Seperti tulisan kanda Zainuddin tentang Asal Usul Masyarakat Bima pada kolom Artikel dan Opini pada website ini beberapa waktu lalu. Dari beberapa tulisan tersebut menyatakan bahwa ` Dou Mbojo asli adalah Dou Doro (orang pegunungan), sedangkan orang pesisir adalah pendatang’. Pada tulisan tersebut juga menyatakan bahwa Dou Mbojo percaya dengan Ncuhi yang berasal dari makakimbi-makakamba (mistik). Kemudian percaya dengan adanya `Parafu’ yang merupakan simbolitas ke-Tuhan-an yang bisa datang melalui Batu, Pohon, Gunung, Laut dan sebagainya. Sehingga muncul lah kepercayaan animisme ditengah Dou Mbojo. Terima kasih kepada kanda Zainuddin, karena melalui tulisan kanda saya terinspirasi untuk menyusun tulisan sederhana dihadapan pembaca ini.
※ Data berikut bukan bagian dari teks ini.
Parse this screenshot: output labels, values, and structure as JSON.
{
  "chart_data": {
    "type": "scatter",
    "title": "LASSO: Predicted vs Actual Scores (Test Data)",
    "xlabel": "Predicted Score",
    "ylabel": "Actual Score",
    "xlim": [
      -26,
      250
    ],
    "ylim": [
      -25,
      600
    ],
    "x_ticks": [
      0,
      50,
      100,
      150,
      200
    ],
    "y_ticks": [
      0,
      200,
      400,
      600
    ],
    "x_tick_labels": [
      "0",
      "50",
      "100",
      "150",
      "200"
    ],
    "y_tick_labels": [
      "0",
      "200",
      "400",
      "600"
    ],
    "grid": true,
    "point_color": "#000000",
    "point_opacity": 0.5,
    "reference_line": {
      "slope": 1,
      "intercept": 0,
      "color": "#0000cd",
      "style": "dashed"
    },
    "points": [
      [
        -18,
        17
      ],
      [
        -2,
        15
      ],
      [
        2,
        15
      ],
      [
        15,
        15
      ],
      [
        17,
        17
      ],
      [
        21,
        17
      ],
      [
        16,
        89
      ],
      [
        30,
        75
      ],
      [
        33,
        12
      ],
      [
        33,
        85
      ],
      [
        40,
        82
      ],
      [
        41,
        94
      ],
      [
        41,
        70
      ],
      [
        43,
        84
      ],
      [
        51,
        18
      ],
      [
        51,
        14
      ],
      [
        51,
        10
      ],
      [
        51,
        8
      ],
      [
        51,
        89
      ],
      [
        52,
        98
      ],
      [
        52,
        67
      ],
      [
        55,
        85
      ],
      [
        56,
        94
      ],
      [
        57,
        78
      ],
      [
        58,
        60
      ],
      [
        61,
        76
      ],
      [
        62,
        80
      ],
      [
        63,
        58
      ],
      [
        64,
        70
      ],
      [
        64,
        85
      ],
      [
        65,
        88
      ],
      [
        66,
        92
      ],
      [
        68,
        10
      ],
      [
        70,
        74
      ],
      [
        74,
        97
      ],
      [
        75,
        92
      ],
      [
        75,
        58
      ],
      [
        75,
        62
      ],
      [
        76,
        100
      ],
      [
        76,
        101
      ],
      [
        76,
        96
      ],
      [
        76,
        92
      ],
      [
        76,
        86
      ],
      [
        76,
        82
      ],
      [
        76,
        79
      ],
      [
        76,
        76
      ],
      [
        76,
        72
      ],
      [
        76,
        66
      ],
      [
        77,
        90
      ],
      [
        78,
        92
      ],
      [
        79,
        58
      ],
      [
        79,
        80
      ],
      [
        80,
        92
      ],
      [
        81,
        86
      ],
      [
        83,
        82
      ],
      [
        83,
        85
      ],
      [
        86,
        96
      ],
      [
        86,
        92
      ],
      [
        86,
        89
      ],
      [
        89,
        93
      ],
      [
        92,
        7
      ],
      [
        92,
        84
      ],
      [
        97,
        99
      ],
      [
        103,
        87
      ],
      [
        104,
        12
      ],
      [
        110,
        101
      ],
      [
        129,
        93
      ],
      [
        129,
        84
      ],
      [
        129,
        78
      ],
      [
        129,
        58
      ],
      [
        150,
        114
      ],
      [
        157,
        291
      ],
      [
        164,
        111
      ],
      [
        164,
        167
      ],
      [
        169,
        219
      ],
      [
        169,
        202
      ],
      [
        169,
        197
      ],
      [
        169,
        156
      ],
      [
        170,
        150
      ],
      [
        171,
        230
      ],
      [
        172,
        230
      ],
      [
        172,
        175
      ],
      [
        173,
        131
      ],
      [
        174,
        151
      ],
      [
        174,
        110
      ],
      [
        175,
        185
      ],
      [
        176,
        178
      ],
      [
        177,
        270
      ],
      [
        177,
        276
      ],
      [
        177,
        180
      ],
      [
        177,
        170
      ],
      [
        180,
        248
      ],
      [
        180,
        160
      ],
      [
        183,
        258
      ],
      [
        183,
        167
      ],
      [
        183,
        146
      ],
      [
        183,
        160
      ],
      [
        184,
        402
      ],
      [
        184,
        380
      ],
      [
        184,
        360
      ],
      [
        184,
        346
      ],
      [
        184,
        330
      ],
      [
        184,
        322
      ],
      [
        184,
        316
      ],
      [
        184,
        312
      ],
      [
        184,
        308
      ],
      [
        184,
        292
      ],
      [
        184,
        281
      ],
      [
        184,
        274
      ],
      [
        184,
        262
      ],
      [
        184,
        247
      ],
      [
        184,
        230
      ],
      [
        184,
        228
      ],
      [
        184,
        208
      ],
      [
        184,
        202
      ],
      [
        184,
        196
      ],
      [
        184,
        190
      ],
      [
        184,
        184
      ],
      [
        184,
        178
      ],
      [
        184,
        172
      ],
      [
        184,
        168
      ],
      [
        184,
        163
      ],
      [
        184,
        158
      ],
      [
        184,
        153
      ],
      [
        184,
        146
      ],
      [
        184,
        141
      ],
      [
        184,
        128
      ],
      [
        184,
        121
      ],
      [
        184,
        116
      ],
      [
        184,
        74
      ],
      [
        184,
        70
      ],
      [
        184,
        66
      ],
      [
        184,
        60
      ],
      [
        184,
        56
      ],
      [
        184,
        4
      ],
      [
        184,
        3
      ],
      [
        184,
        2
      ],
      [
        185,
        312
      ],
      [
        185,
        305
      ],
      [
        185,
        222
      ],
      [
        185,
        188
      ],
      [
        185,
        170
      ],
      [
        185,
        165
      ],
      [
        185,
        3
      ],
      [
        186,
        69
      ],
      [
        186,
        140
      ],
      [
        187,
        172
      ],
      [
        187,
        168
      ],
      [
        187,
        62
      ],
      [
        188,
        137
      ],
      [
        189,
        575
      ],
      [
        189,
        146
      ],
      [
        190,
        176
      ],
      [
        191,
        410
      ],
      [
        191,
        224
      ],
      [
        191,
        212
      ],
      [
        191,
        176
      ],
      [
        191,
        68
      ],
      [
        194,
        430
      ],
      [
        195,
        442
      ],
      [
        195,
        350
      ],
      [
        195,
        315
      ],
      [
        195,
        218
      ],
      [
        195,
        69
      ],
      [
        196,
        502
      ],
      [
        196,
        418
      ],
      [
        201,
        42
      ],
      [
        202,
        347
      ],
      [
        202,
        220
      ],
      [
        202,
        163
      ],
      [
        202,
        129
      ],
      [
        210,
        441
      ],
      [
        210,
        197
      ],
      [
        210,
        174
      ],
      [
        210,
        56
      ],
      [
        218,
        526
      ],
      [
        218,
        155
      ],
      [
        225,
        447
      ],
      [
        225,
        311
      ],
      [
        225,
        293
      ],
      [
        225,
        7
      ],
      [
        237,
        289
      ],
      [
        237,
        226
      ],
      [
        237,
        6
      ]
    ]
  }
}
Dari tulisan ini saya mengawali dengan ungkapan `protes’ atas beberapa buku sejarah Bima, lebih-lebih terhadap Buku BO’ Sangaji Kai yang ditulis oleh Henri Chambert-Loir dan Siti Maryam R. Salahuddin. Sebab buku BO’ Sangaji Kai tidak mengungkap sejarah Bima dengan jelas dan atau tidak mengungkap keterkaitan berbagai hubungan Sejarah Dana Mbojo yang lainnya. Saya telah lima kali menamatkan Buku BO’ Sangaji Kai hanya untuk mencari catatan tentang Kudeta ataupun peristiwa pahit yang terjadi ditengah kerajaan Bima. Misalnya Kudeta yang dilakukan oleh Jeneli Sape yang hanya diungkapkan melalui pertanyaan oleh Gubernur Belanda di Makassar pada tahun 1792 kepada Sultan Abdul Hamid. Dari pertanyaan tersebut tidak ada jawaban maupun cerita lebih lanjut dalam buku BO’ Sangaji Kai maupun Buku-buku sejarah lainnya.